Given how difficult it is to come to just one figure and how quickly it will change, it's good to go off historical numbers. According to Statista, on 14th November 2022, the overall cryptocurrency market capitalisation over the week was $836.77 billion. That sounds like an enormous number. However, while the trading volumes for crypto are still huge and it enjoys good liquidity, its market cap peak in 2021 was $3,048 billion - a massive decrease. 

Popular cryptos and their market caps

The realm of decentralised finance (DeFi) sees new cryptocurrencies and NFT-style products established frequently.
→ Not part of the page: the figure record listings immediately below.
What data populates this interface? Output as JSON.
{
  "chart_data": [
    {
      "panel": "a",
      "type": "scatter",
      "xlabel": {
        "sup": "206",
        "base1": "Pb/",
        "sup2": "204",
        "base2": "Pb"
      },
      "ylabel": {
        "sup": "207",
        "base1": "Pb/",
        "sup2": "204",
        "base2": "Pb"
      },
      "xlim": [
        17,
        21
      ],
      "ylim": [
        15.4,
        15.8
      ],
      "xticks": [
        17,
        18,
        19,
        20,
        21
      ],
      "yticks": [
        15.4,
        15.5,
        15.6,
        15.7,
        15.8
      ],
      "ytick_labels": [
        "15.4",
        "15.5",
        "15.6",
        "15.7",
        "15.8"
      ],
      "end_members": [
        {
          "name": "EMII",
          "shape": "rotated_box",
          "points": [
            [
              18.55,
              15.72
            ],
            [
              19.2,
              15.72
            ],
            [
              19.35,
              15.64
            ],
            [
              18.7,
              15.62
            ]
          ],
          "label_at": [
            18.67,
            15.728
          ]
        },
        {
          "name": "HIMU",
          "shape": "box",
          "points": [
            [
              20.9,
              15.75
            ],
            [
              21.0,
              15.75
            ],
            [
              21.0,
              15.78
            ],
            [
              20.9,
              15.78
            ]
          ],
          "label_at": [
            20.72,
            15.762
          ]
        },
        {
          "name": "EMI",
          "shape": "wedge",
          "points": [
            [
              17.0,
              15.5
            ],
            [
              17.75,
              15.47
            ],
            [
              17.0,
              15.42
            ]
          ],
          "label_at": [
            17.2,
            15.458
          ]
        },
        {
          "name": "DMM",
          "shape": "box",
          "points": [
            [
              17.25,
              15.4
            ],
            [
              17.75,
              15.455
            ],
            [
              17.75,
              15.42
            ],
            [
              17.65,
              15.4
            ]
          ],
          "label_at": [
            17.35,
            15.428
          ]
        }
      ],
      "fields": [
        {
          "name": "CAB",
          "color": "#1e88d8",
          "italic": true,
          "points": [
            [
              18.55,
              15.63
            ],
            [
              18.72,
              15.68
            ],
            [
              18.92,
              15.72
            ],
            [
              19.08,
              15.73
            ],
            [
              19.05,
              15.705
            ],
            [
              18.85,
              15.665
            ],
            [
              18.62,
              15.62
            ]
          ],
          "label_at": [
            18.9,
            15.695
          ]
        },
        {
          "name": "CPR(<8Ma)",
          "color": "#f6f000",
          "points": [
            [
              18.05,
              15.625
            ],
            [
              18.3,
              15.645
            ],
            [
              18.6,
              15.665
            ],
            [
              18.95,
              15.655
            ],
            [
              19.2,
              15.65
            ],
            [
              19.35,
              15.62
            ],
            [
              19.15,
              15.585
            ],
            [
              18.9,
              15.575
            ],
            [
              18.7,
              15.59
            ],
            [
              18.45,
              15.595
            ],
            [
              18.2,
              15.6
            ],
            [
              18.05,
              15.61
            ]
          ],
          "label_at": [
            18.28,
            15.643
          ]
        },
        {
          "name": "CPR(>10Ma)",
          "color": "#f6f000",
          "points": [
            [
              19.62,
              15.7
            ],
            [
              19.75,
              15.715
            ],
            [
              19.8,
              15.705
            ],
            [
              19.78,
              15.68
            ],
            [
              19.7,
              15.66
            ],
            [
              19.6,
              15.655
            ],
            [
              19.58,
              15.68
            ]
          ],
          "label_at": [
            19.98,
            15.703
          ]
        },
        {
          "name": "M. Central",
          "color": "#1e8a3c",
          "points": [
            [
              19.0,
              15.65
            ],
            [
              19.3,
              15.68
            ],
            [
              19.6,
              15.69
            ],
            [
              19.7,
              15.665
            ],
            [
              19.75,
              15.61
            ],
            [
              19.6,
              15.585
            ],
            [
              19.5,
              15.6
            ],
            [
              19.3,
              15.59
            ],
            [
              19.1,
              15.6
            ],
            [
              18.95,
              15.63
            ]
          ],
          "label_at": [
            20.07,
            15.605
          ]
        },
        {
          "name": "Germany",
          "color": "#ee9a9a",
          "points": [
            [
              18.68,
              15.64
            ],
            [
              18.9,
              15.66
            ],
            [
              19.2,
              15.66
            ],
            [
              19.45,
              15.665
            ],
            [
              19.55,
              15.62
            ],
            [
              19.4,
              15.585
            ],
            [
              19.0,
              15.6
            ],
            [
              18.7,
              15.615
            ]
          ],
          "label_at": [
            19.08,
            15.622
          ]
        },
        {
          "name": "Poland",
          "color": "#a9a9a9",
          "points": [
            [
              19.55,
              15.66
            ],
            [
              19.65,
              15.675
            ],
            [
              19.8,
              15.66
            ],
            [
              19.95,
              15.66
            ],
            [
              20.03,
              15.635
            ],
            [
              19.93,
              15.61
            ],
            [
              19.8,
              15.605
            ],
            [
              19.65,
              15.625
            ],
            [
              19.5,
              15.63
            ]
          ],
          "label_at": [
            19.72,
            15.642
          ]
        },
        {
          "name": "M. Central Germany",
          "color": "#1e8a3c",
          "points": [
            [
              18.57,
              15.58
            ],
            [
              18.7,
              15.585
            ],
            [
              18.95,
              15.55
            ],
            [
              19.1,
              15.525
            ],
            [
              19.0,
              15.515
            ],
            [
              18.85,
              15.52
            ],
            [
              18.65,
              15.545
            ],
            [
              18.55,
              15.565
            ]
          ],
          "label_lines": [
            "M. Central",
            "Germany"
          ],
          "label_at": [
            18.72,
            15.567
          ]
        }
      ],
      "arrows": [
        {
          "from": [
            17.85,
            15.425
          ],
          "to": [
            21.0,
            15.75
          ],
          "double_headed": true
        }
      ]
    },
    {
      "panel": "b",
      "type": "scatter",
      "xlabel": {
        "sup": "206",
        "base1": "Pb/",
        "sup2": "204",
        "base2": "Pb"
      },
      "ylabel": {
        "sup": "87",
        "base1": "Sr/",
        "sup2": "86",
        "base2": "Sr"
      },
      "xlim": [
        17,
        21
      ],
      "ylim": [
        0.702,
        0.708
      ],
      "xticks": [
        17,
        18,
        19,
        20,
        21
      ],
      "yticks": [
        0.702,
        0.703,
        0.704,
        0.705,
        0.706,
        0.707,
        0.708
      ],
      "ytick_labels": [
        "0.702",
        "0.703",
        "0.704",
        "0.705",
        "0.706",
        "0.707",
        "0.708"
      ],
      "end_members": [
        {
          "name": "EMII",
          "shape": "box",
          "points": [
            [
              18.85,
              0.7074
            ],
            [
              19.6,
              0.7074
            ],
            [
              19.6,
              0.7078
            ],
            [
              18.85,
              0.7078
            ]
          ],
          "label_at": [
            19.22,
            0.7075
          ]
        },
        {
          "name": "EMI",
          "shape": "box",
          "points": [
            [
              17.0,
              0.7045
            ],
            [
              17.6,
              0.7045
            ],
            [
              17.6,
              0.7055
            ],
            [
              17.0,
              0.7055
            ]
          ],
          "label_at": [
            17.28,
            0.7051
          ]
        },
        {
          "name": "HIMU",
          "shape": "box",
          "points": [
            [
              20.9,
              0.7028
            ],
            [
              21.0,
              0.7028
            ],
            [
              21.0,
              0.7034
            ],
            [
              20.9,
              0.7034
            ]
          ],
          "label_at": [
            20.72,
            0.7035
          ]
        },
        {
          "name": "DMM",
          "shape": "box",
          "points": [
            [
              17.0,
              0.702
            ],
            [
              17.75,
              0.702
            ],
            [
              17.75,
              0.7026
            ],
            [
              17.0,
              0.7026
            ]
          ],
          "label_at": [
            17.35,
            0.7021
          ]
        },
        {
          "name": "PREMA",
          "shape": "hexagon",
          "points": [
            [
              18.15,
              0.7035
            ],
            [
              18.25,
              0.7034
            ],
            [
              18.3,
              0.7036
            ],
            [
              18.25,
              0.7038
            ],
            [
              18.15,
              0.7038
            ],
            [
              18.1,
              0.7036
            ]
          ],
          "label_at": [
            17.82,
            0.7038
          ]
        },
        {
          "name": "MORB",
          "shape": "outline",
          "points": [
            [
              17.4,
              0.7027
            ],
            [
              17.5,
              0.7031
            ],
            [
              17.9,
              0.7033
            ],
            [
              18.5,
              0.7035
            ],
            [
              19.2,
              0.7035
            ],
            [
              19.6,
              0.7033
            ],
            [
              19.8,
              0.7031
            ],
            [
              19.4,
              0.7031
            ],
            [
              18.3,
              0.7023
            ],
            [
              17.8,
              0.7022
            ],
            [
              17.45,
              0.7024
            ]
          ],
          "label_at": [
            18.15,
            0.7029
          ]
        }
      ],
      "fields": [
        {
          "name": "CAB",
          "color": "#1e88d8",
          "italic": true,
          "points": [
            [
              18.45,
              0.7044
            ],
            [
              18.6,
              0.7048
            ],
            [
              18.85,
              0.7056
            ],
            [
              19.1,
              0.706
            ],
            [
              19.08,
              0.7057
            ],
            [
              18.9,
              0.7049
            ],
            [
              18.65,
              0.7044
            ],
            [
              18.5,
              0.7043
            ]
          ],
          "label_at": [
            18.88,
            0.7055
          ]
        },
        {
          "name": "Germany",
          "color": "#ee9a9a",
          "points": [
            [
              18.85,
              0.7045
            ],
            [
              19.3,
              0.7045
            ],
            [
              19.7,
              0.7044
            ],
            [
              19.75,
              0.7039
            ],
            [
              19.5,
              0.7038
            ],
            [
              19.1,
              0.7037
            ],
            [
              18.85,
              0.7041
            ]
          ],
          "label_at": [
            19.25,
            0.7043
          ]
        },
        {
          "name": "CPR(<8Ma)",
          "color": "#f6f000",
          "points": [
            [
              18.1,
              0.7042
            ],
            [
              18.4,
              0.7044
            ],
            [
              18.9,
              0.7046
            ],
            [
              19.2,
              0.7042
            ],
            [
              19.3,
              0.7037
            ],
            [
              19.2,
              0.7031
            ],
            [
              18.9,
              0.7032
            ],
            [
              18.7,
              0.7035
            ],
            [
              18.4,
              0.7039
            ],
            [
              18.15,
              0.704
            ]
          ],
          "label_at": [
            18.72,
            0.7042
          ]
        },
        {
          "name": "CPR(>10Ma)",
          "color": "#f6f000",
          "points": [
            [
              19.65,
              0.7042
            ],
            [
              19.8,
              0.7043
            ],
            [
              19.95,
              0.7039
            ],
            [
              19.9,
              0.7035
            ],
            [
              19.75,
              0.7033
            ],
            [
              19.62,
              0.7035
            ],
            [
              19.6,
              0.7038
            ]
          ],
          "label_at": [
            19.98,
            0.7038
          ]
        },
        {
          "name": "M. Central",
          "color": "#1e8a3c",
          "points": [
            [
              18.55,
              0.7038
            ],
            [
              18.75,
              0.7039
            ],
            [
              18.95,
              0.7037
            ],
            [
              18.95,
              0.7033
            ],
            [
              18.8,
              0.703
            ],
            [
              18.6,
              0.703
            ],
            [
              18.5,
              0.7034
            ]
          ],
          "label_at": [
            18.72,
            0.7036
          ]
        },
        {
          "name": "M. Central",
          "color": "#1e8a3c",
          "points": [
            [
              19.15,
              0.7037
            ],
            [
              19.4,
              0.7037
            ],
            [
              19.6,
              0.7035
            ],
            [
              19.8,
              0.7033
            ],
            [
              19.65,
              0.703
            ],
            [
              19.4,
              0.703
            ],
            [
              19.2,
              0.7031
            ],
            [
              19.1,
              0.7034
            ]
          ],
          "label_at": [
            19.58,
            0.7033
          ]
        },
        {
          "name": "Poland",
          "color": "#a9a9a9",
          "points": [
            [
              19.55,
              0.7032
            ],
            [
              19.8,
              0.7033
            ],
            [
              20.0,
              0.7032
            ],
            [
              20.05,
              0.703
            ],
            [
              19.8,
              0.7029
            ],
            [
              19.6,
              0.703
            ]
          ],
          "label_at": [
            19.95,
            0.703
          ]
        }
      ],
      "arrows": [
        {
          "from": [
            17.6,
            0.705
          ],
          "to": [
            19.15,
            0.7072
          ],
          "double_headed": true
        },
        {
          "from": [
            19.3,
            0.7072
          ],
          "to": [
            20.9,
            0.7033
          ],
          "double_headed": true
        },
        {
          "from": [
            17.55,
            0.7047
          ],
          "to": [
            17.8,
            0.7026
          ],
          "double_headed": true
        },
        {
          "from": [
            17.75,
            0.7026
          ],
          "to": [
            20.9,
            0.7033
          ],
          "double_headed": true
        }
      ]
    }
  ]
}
However, there are several well-known cryptocurrencies, and it can be helpful to know their market caps to drown out the noise. 

According to Binance, as of 16th November 2022, the following cryptos have these market caps:

Cryptocurrency (ticker)Market cap (USD)
Bitcoin (BTC)$320,700 million
Ethereum (ETH)$150,406 million
Tether (USDT)$66,058 million
BNB (BNB)$43,625 million
Ripple (XRP)$19,144 million
Cardano (ADA)$11,506 million
Solana (SOL)$5,101 million
Litecoin (LTC)$4,123 million
Stellar Lumens (XLM)$2,356 million
Bitcoin cash (BCH)$1,992 million

Why is knowing the crypto market cap important? 

It's hard to know a single cryptocurrency's market cap - or that of the total market - at any given moment. But getting a broad spectrum view, including altcoins or any stablecoins, is helpful as it indicates what's happening in the crypto world. Taken individually, if the market cap of a single crypto begins to fall, it can sometimes have a ripple effect on the rest of the market, which can spark a mass sell-off. 

So it's a great way of showing market sentiment and how people view crypto, which is vital given how it is still a relatively new asset and how volatile it can be. 

Market caps and cryptocurrency

Looking at market caps and cryptocurrency can be an excellent way to gain knowledge of the market and its structure. For some, looking at how much the entire asset class is worth is a good indicator that could spark interest in adding a crypto asset to their portfolio. For example, if the market has a mass sell-off, it could be a very cheap time to add crypto to your range of investments. Alternatively, it could highlight to some that the asset may be too risky to ever purchase. 

Either way, knowing the market caps of individual cryptos and the whole asset class may be time-consuming, but it can be helpful. It can be a high-level way of keeping an eye on an asset class that is still evolving and can change rapidly. Its volatility is one reason so many investors are wary of it, but also why some add it to their portfolios. The flip side of quick lows is quick highs too.